Select Excerpts from the Discussion
Track 15
DR LOVE: Ed, how do you approach the choice of an adjuvant chemotherapy
regimen?
DR KIM: I generally use cisplatin-based therapy. I use cisplatin/docetaxel 60 to
70 percent of the time and cisplatin/vinorelbine 30 to 40 percent of the time.
DR LOVE: Nasser?
DR HANNA: I use docetaxel/cisplatin. The logic behind that is docetaxel is
a slightly superior drug compared to vinorelbine in the metastatic setting,
and vinorelbine is the drug for which we have the most data in the adjuvant
setting. I extrapolate that docetaxel will be more effective in the adjuvant setting. However, I have no qualms with colleagues using cisplatin/vinorelbine
or other regimens from the trials.

DR LYNCH: I agree with Nasser. I answered the question as 90 percent cisplatin/docetaxel and 10 percent cisplatin/gemcitabine. However, if I see a 69-year-old patient six weeks postoperatively with a creatinine level of 1.7 mg/dL
who doesn’t look so great, I would likely use carboplatin/paclitaxel.
Tracks 21-22
DR LOVE: Joan, can you discuss ECOG-E1505, which randomly assigns
patients to adjuvant therapy with a cisplatin-based regimen with or
without bevacizumab (1.1)?
DR SCHILLER: ECOG-E1505 is a Phase III trial for patients with selected
Stage IB to IIIA NSCLC, who will be randomly assigned to four cycles
of chemotherapy versus four cycles of chemotherapy and up to one year of
bevacizumab. To some degree, the chemotherapy will be “dealer’s choice.”
The referring physician can choose among cisplatin/gemcitabine, cisplatin/docetaxel and cisplatin/vinorelbine.

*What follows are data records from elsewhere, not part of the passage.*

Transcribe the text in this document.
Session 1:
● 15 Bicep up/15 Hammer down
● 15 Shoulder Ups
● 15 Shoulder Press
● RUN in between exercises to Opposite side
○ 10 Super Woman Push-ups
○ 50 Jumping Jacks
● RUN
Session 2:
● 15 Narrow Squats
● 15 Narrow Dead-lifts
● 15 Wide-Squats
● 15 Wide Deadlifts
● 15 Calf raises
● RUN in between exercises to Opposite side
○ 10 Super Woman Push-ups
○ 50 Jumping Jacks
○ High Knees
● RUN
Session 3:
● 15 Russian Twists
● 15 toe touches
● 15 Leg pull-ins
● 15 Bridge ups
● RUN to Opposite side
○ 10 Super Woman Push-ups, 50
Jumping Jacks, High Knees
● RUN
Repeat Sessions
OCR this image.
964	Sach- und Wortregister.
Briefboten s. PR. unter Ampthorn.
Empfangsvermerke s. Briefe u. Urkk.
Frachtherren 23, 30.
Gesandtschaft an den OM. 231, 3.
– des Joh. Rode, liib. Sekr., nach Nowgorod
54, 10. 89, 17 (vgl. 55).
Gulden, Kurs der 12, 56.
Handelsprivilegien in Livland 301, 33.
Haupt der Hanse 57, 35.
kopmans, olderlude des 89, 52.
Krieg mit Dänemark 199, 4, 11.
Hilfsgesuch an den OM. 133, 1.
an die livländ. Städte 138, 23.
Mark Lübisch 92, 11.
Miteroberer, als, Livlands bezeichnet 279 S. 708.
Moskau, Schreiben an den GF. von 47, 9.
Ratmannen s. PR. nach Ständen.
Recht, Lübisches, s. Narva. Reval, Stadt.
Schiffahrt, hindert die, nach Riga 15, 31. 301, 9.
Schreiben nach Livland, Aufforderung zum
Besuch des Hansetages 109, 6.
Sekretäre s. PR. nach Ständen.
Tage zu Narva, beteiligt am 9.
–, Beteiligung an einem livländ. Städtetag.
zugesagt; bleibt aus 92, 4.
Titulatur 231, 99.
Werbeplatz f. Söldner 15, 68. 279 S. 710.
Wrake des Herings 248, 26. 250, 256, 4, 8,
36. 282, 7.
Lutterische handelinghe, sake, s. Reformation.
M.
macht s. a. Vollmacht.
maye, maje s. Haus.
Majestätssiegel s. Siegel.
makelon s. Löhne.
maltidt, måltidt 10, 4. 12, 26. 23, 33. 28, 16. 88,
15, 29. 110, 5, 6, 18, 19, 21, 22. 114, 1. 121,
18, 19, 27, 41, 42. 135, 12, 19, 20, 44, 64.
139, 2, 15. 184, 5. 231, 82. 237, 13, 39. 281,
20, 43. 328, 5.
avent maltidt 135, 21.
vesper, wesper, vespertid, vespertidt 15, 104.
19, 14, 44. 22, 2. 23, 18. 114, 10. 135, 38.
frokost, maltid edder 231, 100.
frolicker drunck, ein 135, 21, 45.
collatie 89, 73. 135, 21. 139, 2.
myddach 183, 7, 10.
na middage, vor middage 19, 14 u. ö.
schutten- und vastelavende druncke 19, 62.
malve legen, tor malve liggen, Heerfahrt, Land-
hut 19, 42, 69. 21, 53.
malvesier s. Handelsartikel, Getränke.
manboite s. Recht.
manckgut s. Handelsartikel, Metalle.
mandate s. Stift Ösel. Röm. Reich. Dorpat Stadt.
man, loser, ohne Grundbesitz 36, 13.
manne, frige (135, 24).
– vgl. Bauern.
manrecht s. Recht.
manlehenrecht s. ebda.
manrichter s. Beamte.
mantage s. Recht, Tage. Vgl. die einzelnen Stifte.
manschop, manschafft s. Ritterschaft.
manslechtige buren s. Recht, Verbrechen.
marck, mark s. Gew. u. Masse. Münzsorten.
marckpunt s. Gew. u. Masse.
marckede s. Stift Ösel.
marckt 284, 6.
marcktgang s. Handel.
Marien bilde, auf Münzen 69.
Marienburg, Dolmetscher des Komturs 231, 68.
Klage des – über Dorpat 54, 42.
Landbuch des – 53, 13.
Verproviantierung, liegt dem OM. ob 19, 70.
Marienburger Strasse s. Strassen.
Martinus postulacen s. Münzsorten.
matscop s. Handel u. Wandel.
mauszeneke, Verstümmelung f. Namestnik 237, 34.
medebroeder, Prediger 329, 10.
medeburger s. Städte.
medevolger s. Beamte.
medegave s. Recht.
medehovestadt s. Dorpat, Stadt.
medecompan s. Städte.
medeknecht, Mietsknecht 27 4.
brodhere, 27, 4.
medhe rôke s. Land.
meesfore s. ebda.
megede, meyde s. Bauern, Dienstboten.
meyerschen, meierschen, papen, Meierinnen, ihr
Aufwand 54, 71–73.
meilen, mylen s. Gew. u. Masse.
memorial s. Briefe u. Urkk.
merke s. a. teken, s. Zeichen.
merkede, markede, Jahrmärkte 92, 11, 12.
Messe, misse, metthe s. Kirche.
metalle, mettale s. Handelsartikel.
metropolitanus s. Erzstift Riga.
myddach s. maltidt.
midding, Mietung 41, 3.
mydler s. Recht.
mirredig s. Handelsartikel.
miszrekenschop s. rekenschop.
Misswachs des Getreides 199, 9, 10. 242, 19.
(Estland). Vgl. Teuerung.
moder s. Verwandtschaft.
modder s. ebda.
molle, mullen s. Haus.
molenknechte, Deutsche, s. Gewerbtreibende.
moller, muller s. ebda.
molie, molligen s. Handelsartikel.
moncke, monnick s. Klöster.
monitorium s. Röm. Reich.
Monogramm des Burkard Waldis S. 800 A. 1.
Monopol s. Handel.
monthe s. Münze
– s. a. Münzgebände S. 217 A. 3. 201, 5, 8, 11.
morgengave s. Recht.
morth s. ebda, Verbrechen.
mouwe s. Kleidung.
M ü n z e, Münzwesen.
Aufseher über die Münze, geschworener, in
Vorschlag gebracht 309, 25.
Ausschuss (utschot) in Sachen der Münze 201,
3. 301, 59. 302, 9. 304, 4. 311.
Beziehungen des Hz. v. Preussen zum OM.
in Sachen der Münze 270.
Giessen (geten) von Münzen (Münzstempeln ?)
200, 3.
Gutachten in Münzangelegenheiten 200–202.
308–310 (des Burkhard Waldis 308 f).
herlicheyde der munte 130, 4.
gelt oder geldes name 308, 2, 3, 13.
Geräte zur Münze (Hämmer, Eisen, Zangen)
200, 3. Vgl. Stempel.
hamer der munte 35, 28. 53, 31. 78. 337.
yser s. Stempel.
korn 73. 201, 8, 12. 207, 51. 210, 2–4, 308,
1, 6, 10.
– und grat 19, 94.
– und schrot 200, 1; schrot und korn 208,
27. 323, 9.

Eligible patients will have Stage IB to IIIA disease, with eligible IB tumors
measuring greater than four centimeters in size. The reason for that is based on
a subset analysis CALGB conducted of their adjuvant study, in which patients
with larger Stage IB tumors were the ones who seemed to benefit (Strauss
2006). We’ll apply the typical bevacizumab exclusion criteria. Patients will be
allowed to have had squamous cell carcinoma, however, because the disease
will be removed. It is hoped that the histology will not be important if the
tumor is not there.
DR GRECO: I believe the scientific aspects of the study are good, but we see a
lot of arbitrary thinking about which adjuvant regimens we should use. People
have strong feelings about cisplatin, and although I prefer to be more lenient
with the type of chemotherapy allowed, many purists are designing the studies.
DR SANDLER: : I agree. The study was originally for all patients with Stage IB to
IIIA disease. Then the CALGB update reported on this 4-cm concept, and the
NCI was adamant that we use the 4-cm cutoff. So we’re using the 4-cm cutoff
based on retrospective data from the CALGB-9633 study, which used paclitaxel/carboplatin (Strauss 2006), but they won’t allow paclitaxel/carboplatin in the
E1505 study, which has been the only regimen to report survival data with
bevacizumab (Sandler 2006).

DR SOCINSKI: I believe patients will balk not at the randomization between
chemotherapy with or without bevacizumab but at receiving bevacizumab for a
year. I speak with a lot of patients about adjuvant therapy — it usually is three or
four cycles, and then they’re done. Now you have the patient who is postthoracotomy
thinking about treatment that is either nine weeks or 12 months.
Track 51
DR LOVE: Tom, our faculty has treated patients between 70 and 83 years
of age with adjuvant chemotherapy. What are your thoughts?
DR LYNCH: I believe that is a reasonable range. I don’t believe it’s wrong if
you have an 83-year-old woman without other medical problems. It’s difficult
to imagine she has lung cancer with no other medical problems, but if that’s
the case, it’s reasonable to treat someone regardless of age. The catch is that
there are very few patients who fit this description exactly. In general, we do
consider age as a factor. Early eighties is probably as high as one should go.
DR SOCINSKI: When you use adjuvant therapy in older patients, what are you
using? My practice has been to use cisplatin for all patients when I can, but
we know cisplatin is a more toxic drug in the elderly. I was the one who used
adjuvant therapy in the 83-year-old, and I used carboplatin/paclitaxel.